A lasting embrace: Joaquina’s legacy in Dario Nasilli’s life.

On May 22, the feast of St. Joaquina, we will publish this testimony in our magazine DIÁLOGO Y ENCUENTRO in its June 33rd issue. We believe that the experience of Dario Nasilli, director of the “Niño Jesús” Ikastetxea School, Vitoria-Gasteiz (Spain) can contribute to celebrate our feast 2023 with renewed closeness and empathy with Joaquina, inspirer of our daily being and doing.

There are encounters that change the course and meaning of a life. For me, one of these encounters was the one I had with the figure of Saint Joaquina.

It all started fifteen years ago when I was called to teach in a Vedruna school, the school of the Child Jesus in Vitoria-Gasteiz (Spain). Until then I had no idea who Joaquina de Vedruna was. It was when I began to take the first steps in this new reality, next to people who transmitted joy, enthusiasm and educational passion, that I began not only to know, but to appreciate and feel part of the Vedruna family, sharing the same values and lifestyle. In particular, the Carmelite Sisters, who were then still active in the school, passed on to me the joy of being a Vedruna.

From those beginnings until today many things have changed, but not the essence, which always remains; a common thread has accompanied my personal, family and professional career: the reference to Jesus of Nazareth, which Joaquina followed in her life, embodying the Gospel, the good news for the poor, needy and marginalized of her time, especially the poor girls and the sick.

In my journey there has been an experience that has marked a before and after in relation to my deepest dimension: the Vedruna Roots formation course in February 2017. And specifically, the possibility of spending a time of silence and reflection in the cradle of Vedruna spirituality, in the Manso Escorial, praying before the cross-shaped beams on the floor of the attic. A place that, for those who know Joaquina’s life, cannot go unnoticed. It is probably there where the projects that the good Jesus had for the widow of Mas were forged, the foundress who knew so many difficulties, trials, obstacles and challenges in her life and who always faced them with deep trust in God.
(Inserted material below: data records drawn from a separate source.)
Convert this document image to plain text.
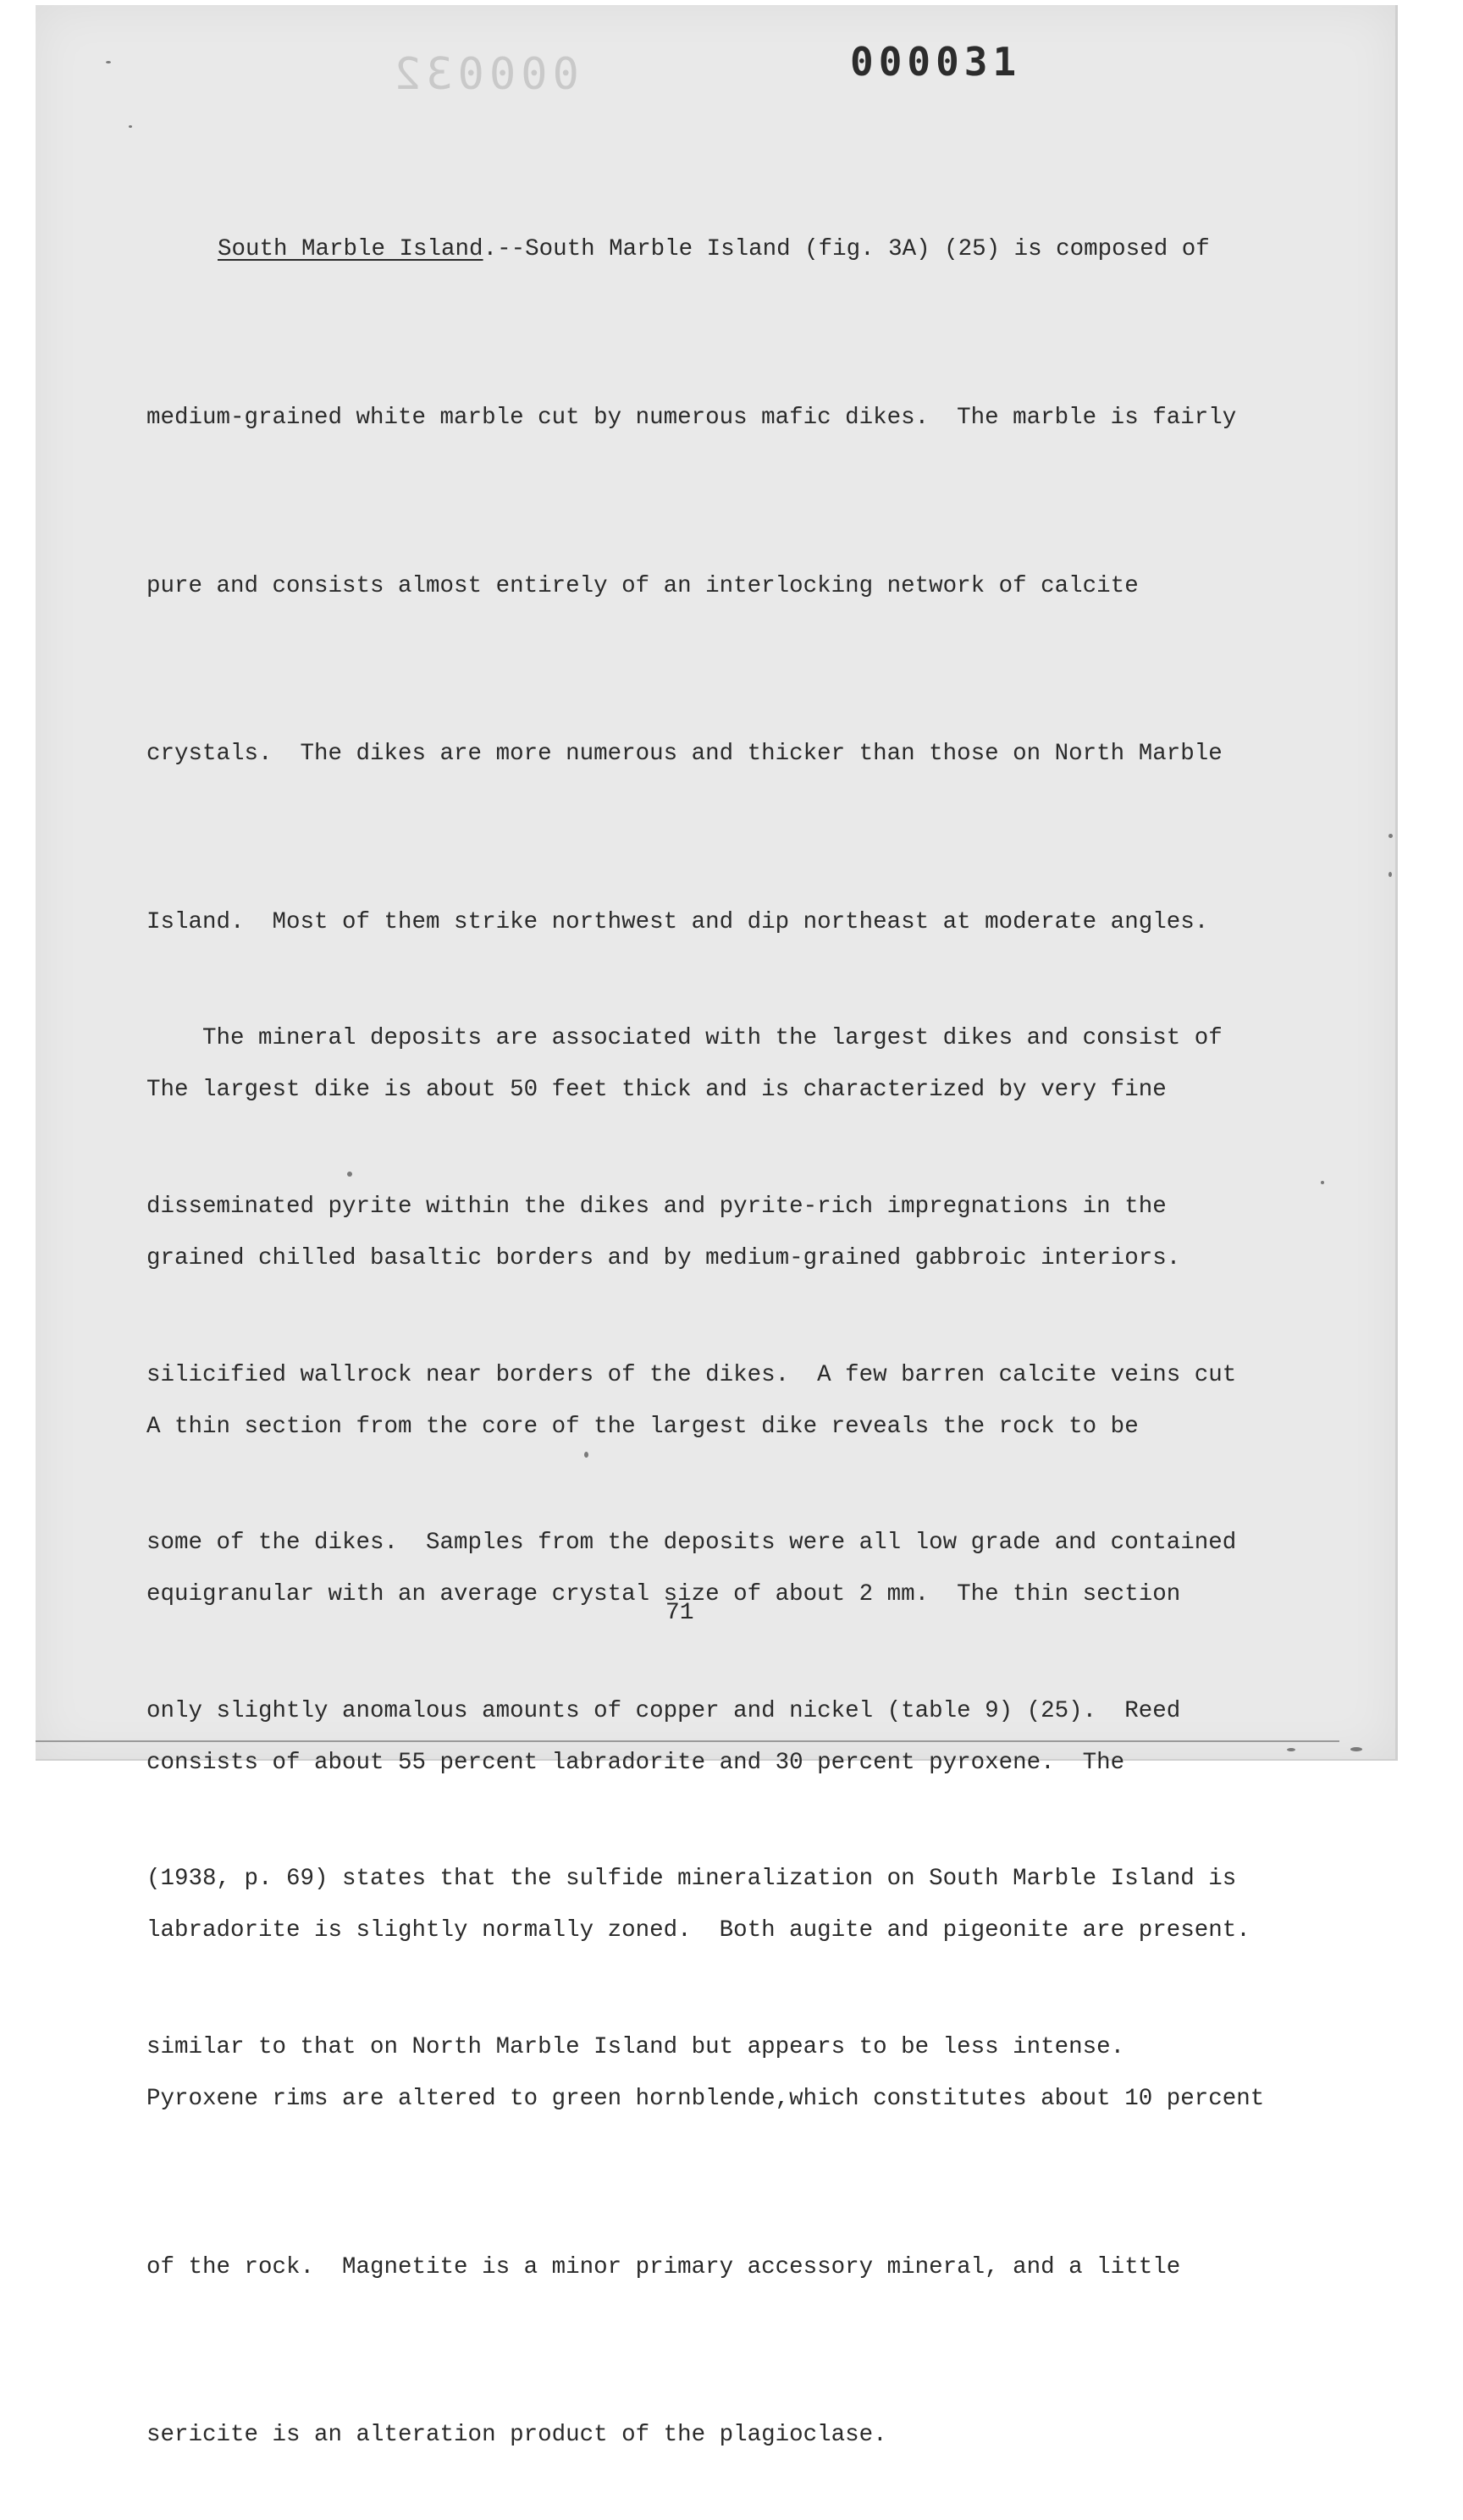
000032	000031

South Marble Island.--South Marble Island (fig. 3A) (25) is composed of

medium-grained white marble cut by numerous mafic dikes.  The marble is fairly

pure and consists almost entirely of an interlocking network of calcite

crystals.  The dikes are more numerous and thicker than those on North Marble

Island.  Most of them strike northwest and dip northeast at moderate angles.

The largest dike is about 50 feet thick and is characterized by very fine

grained chilled basaltic borders and by medium-grained gabbroic interiors.

A thin section from the core of the largest dike reveals the rock to be

equigranular with an average crystal size of about 2 mm.  The thin section

consists of about 55 percent labradorite and 30 percent pyroxene.  The

labradorite is slightly normally zoned.  Both augite and pigeonite are present.

Pyroxene rims are altered to green hornblende,which constitutes about 10 percent

of the rock.  Magnetite is a minor primary accessory mineral, and a little

sericite is an alteration product of the plagioclase.

The mineral deposits are associated with the largest dikes and consist of

disseminated pyrite within the dikes and pyrite-rich impregnations in the

silicified wallrock near borders of the dikes.  A few barren calcite veins cut

some of the dikes.  Samples from the deposits were all low grade and contained

only slightly anomalous amounts of copper and nickel (table 9) (25).  Reed

(1938, p. 69) states that the sulfide mineralization on South Marble Island is

similar to that on North Marble Island but appears to be less intense.

71
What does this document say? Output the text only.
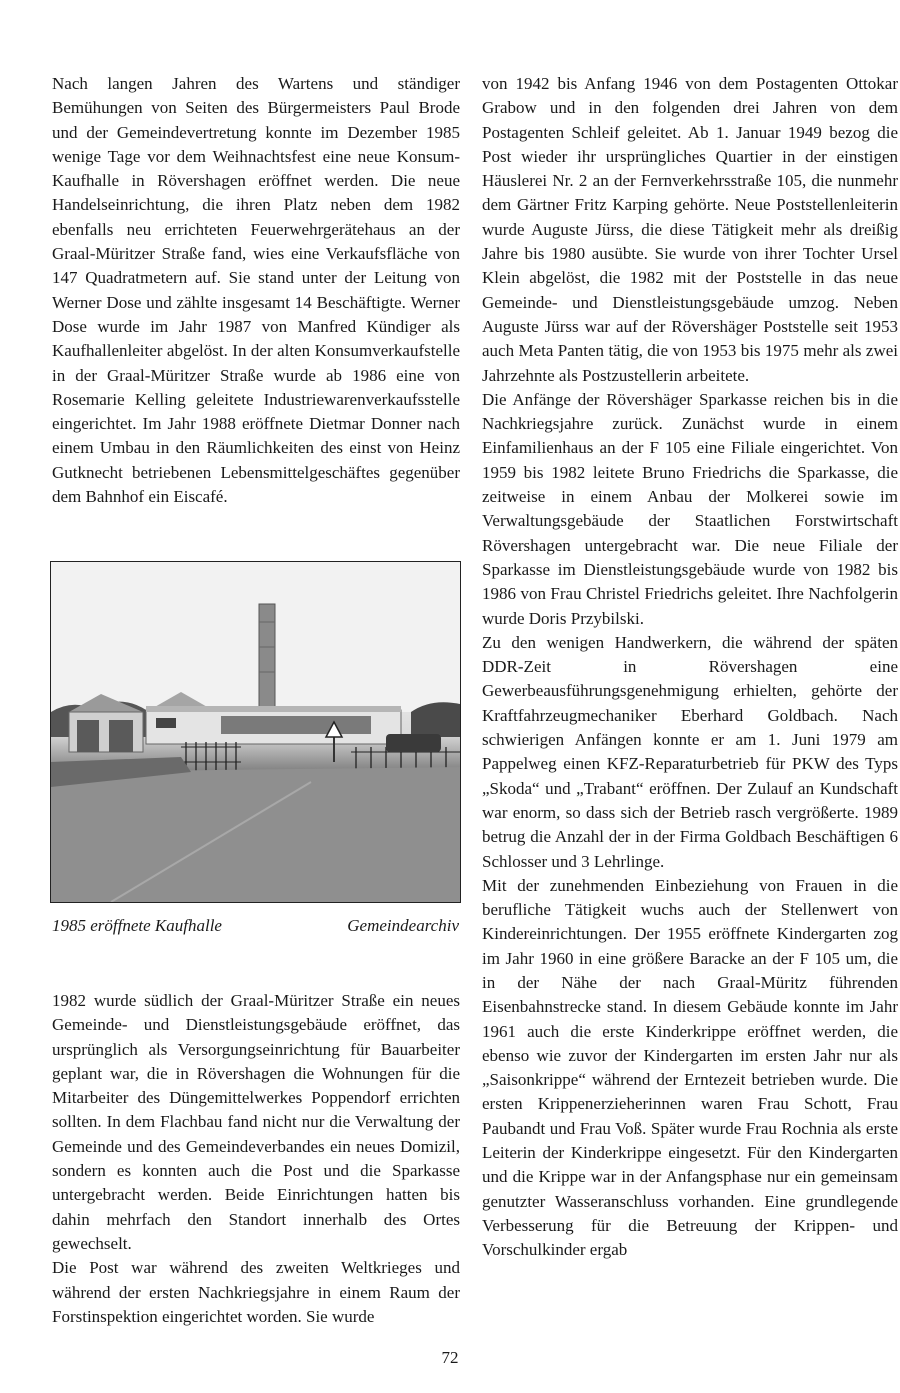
Nach langen Jahren des Wartens und ständiger Bemühungen von Seiten des Bürgermeisters Paul Brode und der Gemeindevertretung konnte im Dezember 1985 wenige Tage vor dem Weihnachtsfest eine neue Konsum-Kaufhalle in Rövershagen eröffnet werden. Die neue Handelseinrichtung, die ihren Platz neben dem 1982 ebenfalls neu errichteten Feuerwehrgerätehaus an der Graal-Müritzer Straße fand, wies eine Verkaufsfläche von 147 Quadratmetern auf. Sie stand unter der Leitung von Werner Dose und zählte insgesamt 14 Beschäftigte. Werner Dose wurde im Jahr 1987 von Manfred Kündiger als Kaufhallenleiter abgelöst. In der alten Konsumverkaufstelle in der Graal-Müritzer Straße wurde ab 1986 eine von Rosemarie Kelling geleitete Industriewarenverkaufsstelle eingerichtet. Im Jahr 1988 eröffnete Dietmar Donner nach einem Umbau in den Räumlichkeiten des einst von Heinz Gutknecht betriebenen Lebensmittelgeschäftes gegenüber dem Bahnhof ein Eiscafé.

1985 eröffnete Kaufhalle	Gemeindearchiv

1982 wurde südlich der Graal-Müritzer Straße ein neues Gemeinde- und Dienstleistungsgebäude eröffnet, das ursprünglich als Versorgungseinrichtung für Bauarbeiter geplant war, die in Rövershagen die Wohnungen für die Mitarbeiter des Düngemittelwerkes Poppendorf errichten sollten. In dem Flachbau fand nicht nur die Verwaltung der Gemeinde und des Gemeindeverbandes ein neues Domizil, sondern es konnten auch die Post und die Sparkasse untergebracht werden. Beide Einrichtungen hatten bis dahin mehrfach den Standort innerhalb des Ortes gewechselt.

Die Post war während des zweiten Weltkrieges und während der ersten Nachkriegsjahre in einem Raum der Forstinspektion eingerichtet worden. Sie wurde

von 1942 bis Anfang 1946 von dem Postagenten Ottokar Grabow und in den folgenden drei Jahren von dem Postagenten Schleif geleitet. Ab 1. Januar 1949 bezog die Post wieder ihr ursprüngliches Quartier in der einstigen Häuslerei Nr. 2 an der Fernverkehrsstraße 105, die nunmehr dem Gärtner Fritz Karping gehörte. Neue Poststellenleiterin wurde Auguste Jürss, die diese Tätigkeit mehr als dreißig Jahre bis 1980 ausübte. Sie wurde von ihrer Tochter Ursel Klein abgelöst, die 1982 mit der Poststelle in das neue Gemeinde- und Dienstleistungsgebäude umzog. Neben Auguste Jürss war auf der Rövershäger Poststelle seit 1953 auch Meta Panten tätig, die von 1953 bis 1975 mehr als zwei Jahrzehnte als Postzustellerin arbeitete.

Die Anfänge der Rövershäger Sparkasse reichen bis in die Nachkriegsjahre zurück. Zunächst wurde in einem Einfamilienhaus an der F 105 eine Filiale eingerichtet. Von 1959 bis 1982 leitete Bruno Friedrichs die Sparkasse, die zeitweise in einem Anbau der Molkerei sowie im Verwaltungsgebäude der Staatlichen Forstwirtschaft Rövershagen untergebracht war. Die neue Filiale der Sparkasse im Dienstleistungsgebäude wurde von 1982 bis 1986 von Frau Christel Friedrichs geleitet. Ihre Nachfolgerin wurde Doris Przybilski.

Zu den wenigen Handwerkern, die während der späten DDR-Zeit in Rövershagen eine Gewerbeausführungsgenehmigung erhielten, gehörte der Kraftfahrzeugmechaniker Eberhard Goldbach. Nach schwierigen Anfängen konnte er am 1. Juni 1979 am Pappelweg einen KFZ-Reparaturbetrieb für PKW des Typs „Skoda“ und „Trabant“ eröffnen. Der Zulauf an Kundschaft war enorm, so dass sich der Betrieb rasch vergrößerte. 1989 betrug die Anzahl der in der Firma Goldbach Beschäftigen 6 Schlosser und 3 Lehrlinge.

Mit der zunehmenden Einbeziehung von Frauen in die berufliche Tätigkeit wuchs auch der Stellenwert von Kindereinrichtungen. Der 1955 eröffnete Kindergarten zog im Jahr 1960 in eine größere Baracke an der F 105 um, die in der Nähe der nach Graal-Müritz führenden Eisenbahnstrecke stand. In diesem Gebäude konnte im Jahr 1961 auch die erste Kinderkrippe eröffnet werden, die ebenso wie zuvor der Kindergarten im ersten Jahr nur als „Saisonkrippe“ während der Erntezeit betrieben wurde. Die ersten Krippenerzieherinnen waren Frau Schott, Frau Paubandt und Frau Voß. Später wurde Frau Rochnia als erste Leiterin der Kinderkrippe eingesetzt. Für den Kindergarten und die Krippe war in der Anfangsphase nur ein gemeinsam genutzter Wasseranschluss vorhanden. Eine grundlegende Verbesserung für die Betreuung der Krippen- und Vorschulkinder ergab

72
In my daily life Joaquina accompanies me with her presence, her message and her example. I have in my office a picture with her image and a phrase that I often repeat to myself, because it comforts me and encourages me to continue in the mission that has been entrusted to me in the Vedruna school. “Courage and confidence, everything will be fine, better than we thought.” Beyond this phrase, what orients me and gives meaning to my day to day life is to find myself in the silence of prayer every morning before starting my work. At that time, in addition to the word of God, I usually read a letter from Joaquina’s epistolary or something related to her biography or her message, which guides me in the decisions I have to make on a daily basis.

A short time ago, while preparing the publication of a book about the history of my school, I noticed a verb that Joaquina repeats in her letters and that inspires me a lot: the verb “abrazar” (to embrace). To such an extent that I decided to give the book a title evocative of the mission that the Vedruna School, a school of life and a house of open doors, must continue to fulfill after almost two hundred years of existence: “An embrace that lasts”. For me, Joaquina’s pedagogy of love can be combined very well with the symbol of the embrace. And that embrace is what gives me the most of my being Vedruna on a daily basis.

What does it mean for me today to “embrace” like Joaquina? I try to summarize it in three

  1. Embracing the needs of others: In my professional sphere, as the director of a Vedruna school, I feel that my task is a call to respond to needs with an evangelical outlook. Like Jesus, who looked with compassion on the crowd; who looked with sympathy on the rich young man; who looked with mercy on sinners. There are many people who knock on my door throughout the day to attend to their various needs. Often, when faced with complicated situations
    I realize that I do not have the solution to everything and that I can only listen, empathize and accompany. In a word, embrace. From silence and compassion.
  2. To embrace from simplicity and humility: It is the deep conviction of not having the truth, of being a seeker of meaning, together with many brothers and sisters. It is to enjoy the encounter with the little ones, made of simple gestures, but full of light and love. One of the best joys I experience at school is when, passing by the classrooms, the children run to hug me. Or when I give and receive hugs from the people I love the most and who love me the most. These moments reinforce in me the certainty that it is worthwhile to go out of one’s way for others and to do my bit to make the world a little better.
  3. Embrace with the heart: “All for love, nothing by force,” Joaquina repeats. This is the motto that we have at the entrance and that welcomes everyone who enters our school. And that is the very heart of the Gospel, the most important commandment, which sums it all up. It is to be aware that the engine of
    life, so that it may have meaning and be fruitful, is the love that “never says enough”. Never ever. Nor in the face of tiredness, disappointment, pessimism or sadness that can often arise in daily routine. Only with this love in my heart does my daily life become an embrace that lasts.

I have shared in these brief lines how I try to live my being part of the great Vedruna family, which I thank with all my heart for what it has given me and continues to give me. Without her, my life would not be the same.